3 medium apples – Natural sweetness and moisture.
1 ripe banana – Adds sweetness and binds the ingredients together.
100g dried cranberries – For a tart contrast.
100g raisins – Adds natural sweetness.
2 large eggs – Helps hold the cake together.
1 tsp baking powder – Gives the cake rise.
1 tsp ground cinnamon (optional) – For a warm, spicy flavor.
1/2 cup (50g) nuts (almonds, walnuts, etc.) – Adds crunchy, healthy fats.
Optional serving:
Greek yogurt – For a creamy texture.
Fresh berries (blueberries, raspberries, etc.) – For extra freshness and vitamins.
Preparation:
Preheat the oven to 180°C (360°F). Prepare a baking tray by lining it with baking paper or lightly greasing it.
Prepare the fruit:
Rinse the dried cranberries and raisins in hot water to remove excess sugar and soften them, then drain well.

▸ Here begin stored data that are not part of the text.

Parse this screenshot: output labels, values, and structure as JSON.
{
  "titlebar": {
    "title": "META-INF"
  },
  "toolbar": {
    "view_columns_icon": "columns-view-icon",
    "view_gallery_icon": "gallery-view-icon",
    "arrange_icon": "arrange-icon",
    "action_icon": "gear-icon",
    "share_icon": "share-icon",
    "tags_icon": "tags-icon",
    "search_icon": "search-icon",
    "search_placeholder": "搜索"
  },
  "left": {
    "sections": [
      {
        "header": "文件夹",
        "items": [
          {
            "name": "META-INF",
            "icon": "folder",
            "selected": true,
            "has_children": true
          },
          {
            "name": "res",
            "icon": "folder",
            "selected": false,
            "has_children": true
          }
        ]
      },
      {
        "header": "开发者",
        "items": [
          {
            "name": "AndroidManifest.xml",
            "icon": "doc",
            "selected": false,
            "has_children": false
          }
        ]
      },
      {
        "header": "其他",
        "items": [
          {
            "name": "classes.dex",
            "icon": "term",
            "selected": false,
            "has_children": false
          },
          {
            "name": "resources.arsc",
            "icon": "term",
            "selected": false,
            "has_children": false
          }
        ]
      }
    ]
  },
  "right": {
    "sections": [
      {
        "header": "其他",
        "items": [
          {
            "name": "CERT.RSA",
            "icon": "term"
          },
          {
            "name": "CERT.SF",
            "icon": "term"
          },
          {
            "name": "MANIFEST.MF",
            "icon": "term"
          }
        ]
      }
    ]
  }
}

Peel and dice the apples. In a large bowl, mash the banana.
Make the cake batter:
Add the rolled oats, diced apples, soaked cranberries and raisins to the mashed banana. Stir to combine.
Crack the eggs into the bowl, add the baking powder and, if using, sprinkle with cinnamon. Mix well until all the ingredients are fully incorporated.
Coarsely chop the walnuts and add to the batter to distribute evenly.
Bake:
Pour the batter into the prepared pan and distribute evenly.
Place in the preheated oven and bake for 35-40 minutes, or until a toothpick inserted into the center comes out clean.
Cool and serve:
Let the cake cool in the pan for about 10 minutes, then transfer to a wire rack to cool completely.
If desired, serve each slice topped with a dollop of Greek yogurt and a handful of fresh berries for added freshness and flavor.
Serving suggestions
Breakfast Delight: Serve a slice of this oatmeal apple pie with a dollop of Greek yogurt and a drizzle of honey for a hearty, nutritious breakfast.
Dessert Option: Pair with a scoop of low-fat vanilla ice cream or a dollop of coconut whipped cream for a healthier dessert option.
Snack Time: Enjoy a serving with a cup of green tea or your favorite coffee for a mid-afternoon snack that won’t send your sugar crashing.
Special Occasions: Feature at brunches or family events; Makes a great addition to a buffet or potluck.
Additional Toppings: Top with nut butter for extra protein, sprinkle with chia seeds for added fiber, or top with sliced almonds for extra crunch.
Pack and Go: This cake is sturdy and moist, making it ideal for packing in lunch boxes for school or work, providing a satisfying treat.
Nutritional Benefits
High in Fiber: Both oats and apples are high in dietary fiber, which aids in digestion and helps maintain blood sugar levels.